Larkin was good enough that he accepted a ride to the Ann Arbor palace with the idea of playing football after he red-shirted his freshman year and took a swing at baseball.
He never went back. And Lippincott remembers a growling legend in the Michigan baseball stands as football coach Bo Schembechler kept urging Larkin to come back.
"The dudes were too big and fast," Larkin says now. "I thought I would just give baseball a shot. If I missed football as Bo told me I would, then I could possibly play my second through my fifth year.
"But I didn't miss it. I played well in baseball," Larkin said . "Along with my parents, I decided to go with baseball 100 percent instead of wavering on both fronts."
Larkin has survived the pounding of turf, dirt, spikes, and two decades with a frosty grace that includes an enormous ability to heal quickly.
But he just doesn't see himself doing it in the NFL.
"I could hit, but that was in high school when I was a buck 80 sopping weight and hitting guys my own size," Larkin said. "I couldn't imagine playing in the NFL or college and coming up to smoke some of those babies weighing 240 pounds. If I played, I would have been on a strength program, but I don't know how long I would exist in that environment."
Told part of the scouting report on him is that he was smart, Larkin laughed and said, "I would have been smart enough to avoid contact, that's what I would be smart at."
All of which boggles Larkin's mind when it comes to Sanders.
"There's no question about it, he's a marvel," Larkin said. "It takes a special breed to play that sport. "
Griffey followed Larkin a few years later at Moeller and was a junior on the 1985 state championship team. Lippincott said he was the best high school receiver he's ever seen.
And then at one practice before the state title game at the University of Cincinnati, Griffey teed up a ball at the 50-yard line and kicked it off the wall of one of the buildings ringing Nippert Stadium.
"He could have kicked it on a towel if you asked him," Lippincott said.
A pro receiver?
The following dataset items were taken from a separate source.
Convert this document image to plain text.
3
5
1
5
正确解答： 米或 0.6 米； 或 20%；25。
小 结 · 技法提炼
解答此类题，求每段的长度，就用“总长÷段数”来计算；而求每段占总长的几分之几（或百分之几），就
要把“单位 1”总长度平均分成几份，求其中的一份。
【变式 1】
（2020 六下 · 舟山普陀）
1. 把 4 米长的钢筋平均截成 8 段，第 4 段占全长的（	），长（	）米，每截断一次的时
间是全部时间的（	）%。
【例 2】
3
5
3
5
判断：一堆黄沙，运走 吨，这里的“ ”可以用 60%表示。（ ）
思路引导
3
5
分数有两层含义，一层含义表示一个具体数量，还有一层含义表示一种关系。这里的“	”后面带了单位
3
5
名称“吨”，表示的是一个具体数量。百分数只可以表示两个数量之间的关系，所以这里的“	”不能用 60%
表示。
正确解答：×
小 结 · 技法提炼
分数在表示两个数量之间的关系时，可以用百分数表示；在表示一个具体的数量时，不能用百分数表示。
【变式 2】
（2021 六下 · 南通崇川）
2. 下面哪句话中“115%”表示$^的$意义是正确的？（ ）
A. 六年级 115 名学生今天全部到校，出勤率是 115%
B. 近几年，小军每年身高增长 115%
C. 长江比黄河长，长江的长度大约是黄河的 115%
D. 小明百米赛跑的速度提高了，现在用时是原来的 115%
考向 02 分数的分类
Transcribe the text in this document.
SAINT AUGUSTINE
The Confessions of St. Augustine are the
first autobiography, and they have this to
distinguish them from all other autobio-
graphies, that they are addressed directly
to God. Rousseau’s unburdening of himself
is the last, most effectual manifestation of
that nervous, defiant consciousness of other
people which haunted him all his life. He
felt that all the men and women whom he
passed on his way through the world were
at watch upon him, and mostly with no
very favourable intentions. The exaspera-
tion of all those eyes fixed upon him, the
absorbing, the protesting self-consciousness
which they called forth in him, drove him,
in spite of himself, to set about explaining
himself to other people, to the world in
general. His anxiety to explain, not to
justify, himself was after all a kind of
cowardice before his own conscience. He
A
A pro kicker? The man who will dethrone Hank Aaron as the home run king could hit the long ball in football, too.
"Frankly, I think he could have done anything athletically that he wanted," Lippincott said. "He just picked baseball. I remember one time he picked up a soccer ball, put it between his elbows, stood flat-footed, and dunked it."
Griffey's favorite route was the hitch pattern, where the quarterback took three steps and hit him quickly, so Griffey could make the run after catch.
Problem was, Griffey says, "I don't like to get hit much. All my friends played football for the first couple of years and after that, it was baseball.
"It just wasn't going to happen," said Griffey of a football career. "I weighed a buck 40."
Griffey figured football was even more out of the question that senior year, when he put on 50 pounds.
"I was uncoordinated," Griffey said. "That will happen when you grow six inches."
Lippincott figures if Griffey had played his senior year in '86, Moeller would have won back-to-back state titles.
OK, so Sanders won't say. But what if Larkin covered Griffey one-on-one?
"Griffey would get a little separation," Lippincott said. "But Larkin would have closed the cushion and probably knocked the ball down."
Larkin wanted an instant replay.
"No way," he said. "He'd get no separation and I wouldn't knock it down. I'd intercept it and take it to the house."
At the other end of Cooperstown and Canton, the man they marvel did answer one football question when it came to Griffey and Larkin.
"I think," Sanders said, "they made the right decision."